In 2005, I joined Le Monnier. I started as a drummer and after line-up changes became the guitarist. When we started recording the first album is when I switched my single-mindedness to this ‘project’.
‘Commercial Success’ was now the desired result and I proceeded to spend almost all of my spare time in front of a screen promoting, building and creating things that I believed would get us there. There was a ‘must succeed’ mentality in the band, but I took it too far. It became an obsession. ‘Blind obsession’ is an oft-used and accurate phrase. When the result becomes the only thing that matters you are blind to the journey. You are also blind to whatever successes you have in your life that aren’t relevant to the desired result. I have an amazing job, nice flat, good car, more Apple technology than is actually healthy and amazing parents who seem to drop whatever it is they are doing to help me with another one of the problems that occasionally seem to come up. But when you are obsessed with the result, you forget about that. You are blind to it.

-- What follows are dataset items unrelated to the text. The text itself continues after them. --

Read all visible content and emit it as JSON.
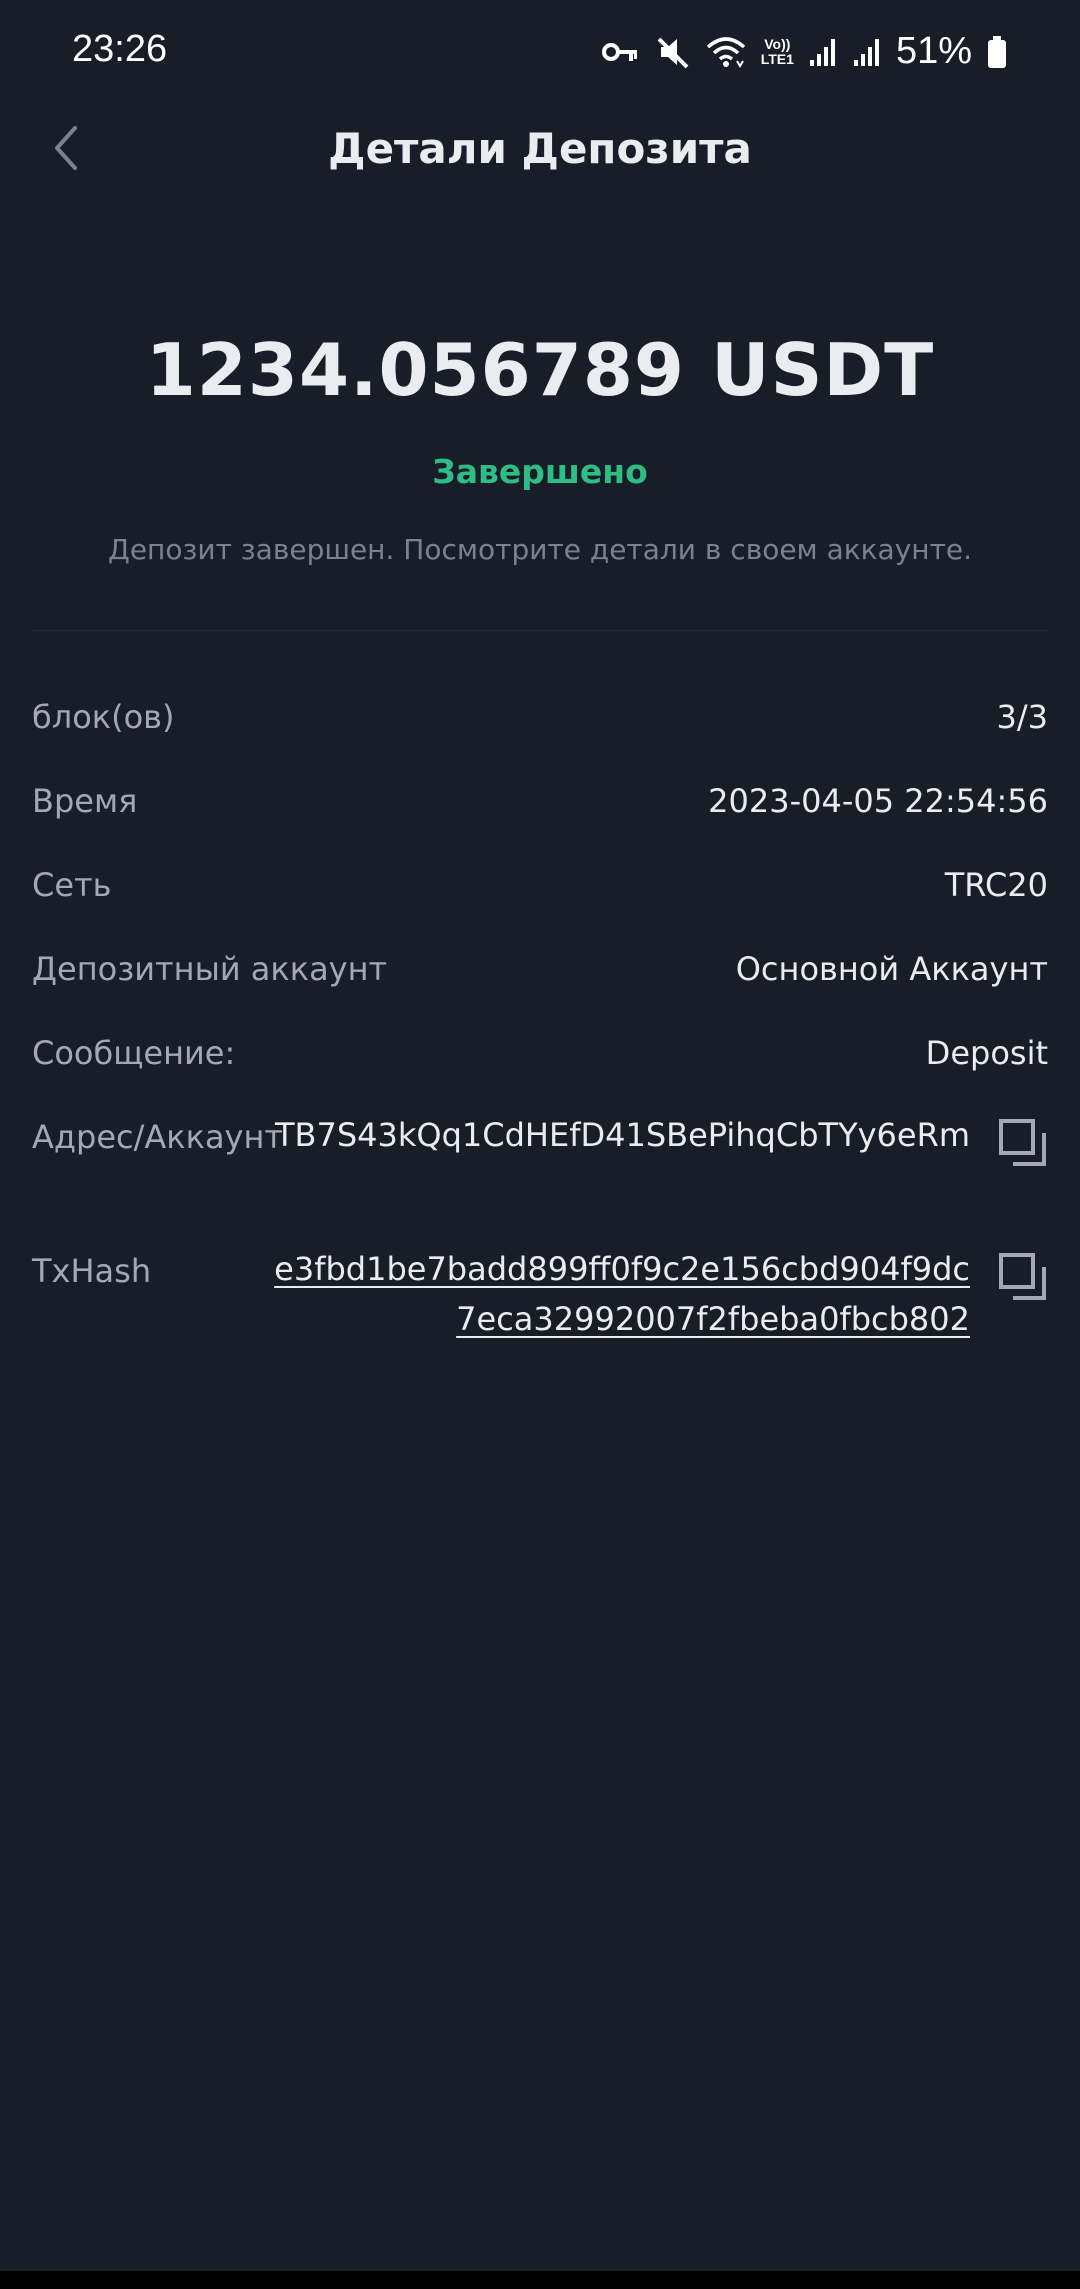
{
  "status_bar": {
    "time": "23:26",
    "battery_percent": "51%",
    "lte_top": "Vo))",
    "lte_bottom": "LTE1",
    "icons": [
      "key-icon",
      "mute-icon",
      "wifi-icon",
      "lte-icon",
      "signal-icon",
      "signal-icon",
      "battery-icon"
    ]
  },
  "header": {
    "title": "Детали Депозита",
    "back_icon": "chevron-left-icon"
  },
  "summary": {
    "amount": "1234.056789 USDT",
    "status": "Завершено",
    "description": "Депозит завершен. Посмотрите детали в своем аккаунте."
  },
  "details": {
    "blocks_label": "блок(ов)",
    "blocks_value": "3/3",
    "time_label": "Время",
    "time_value": "2023-04-05 22:54:56",
    "network_label": "Сеть",
    "network_value": "TRC20",
    "account_label": "Депозитный аккаунт",
    "account_value": "Основной Аккаунт",
    "message_label": "Сообщение:",
    "message_value": "Deposit",
    "address_label": "Адрес/Аккаунт",
    "address_value": "TB7S43kQq1CdHEfD41SBePihqCbTYy6eRm",
    "txhash_label": "TxHash",
    "txhash_value": "e3fbd1be7badd899ff0f9c2e156cbd904f9dc7eca32992007f2fbeba0fbcb802"
  },
  "colors": {
    "background": "#181d28",
    "success": "#2ebd85",
    "muted": "#7a818f",
    "label": "#a3a9b4",
    "text": "#eaecef"
  }
}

Seven years after we formed, 2 albums, 6 music videos, hundreds of pounds spent on promotion, it hadn’t really worked. So I left. I left because I didn’t think it will ever be successful and I still don’t. The possibility of emerging through this uncertain world of music with commercial success is remote and would provide a frustrating journey to try and get there. In the case of being in a rock band, ambition shouldn’t mask the ‘fun’ element of it. For me, it did.
It’s fine to have ambition. It’s great to have targets and aims in your life but ambition isn’t limited to a result you have pictured in your head that may, or may not happen. If you pursue ambition in an obsessive, life-depending fashion, whether you get the result you want or not, the entire journey to get there has been wasted.
A “result” is a conclusion. The only real result of life is of course, death. Choose a path, not a destination. See where it takes you, it’ll be more fun.
So back at the piano, I’m working on a piece I started writing 3 years ago. I’m a better pianist than I am guitarist so it baffles me why I neglected it for so long. Equally as much as it baffles me why I chased something and didn’t enjoy it as I was going along. I don’t know what path I’ll choose next, but I’ll promise myself to enjoy it and not focus on some indefinite point of time in the future.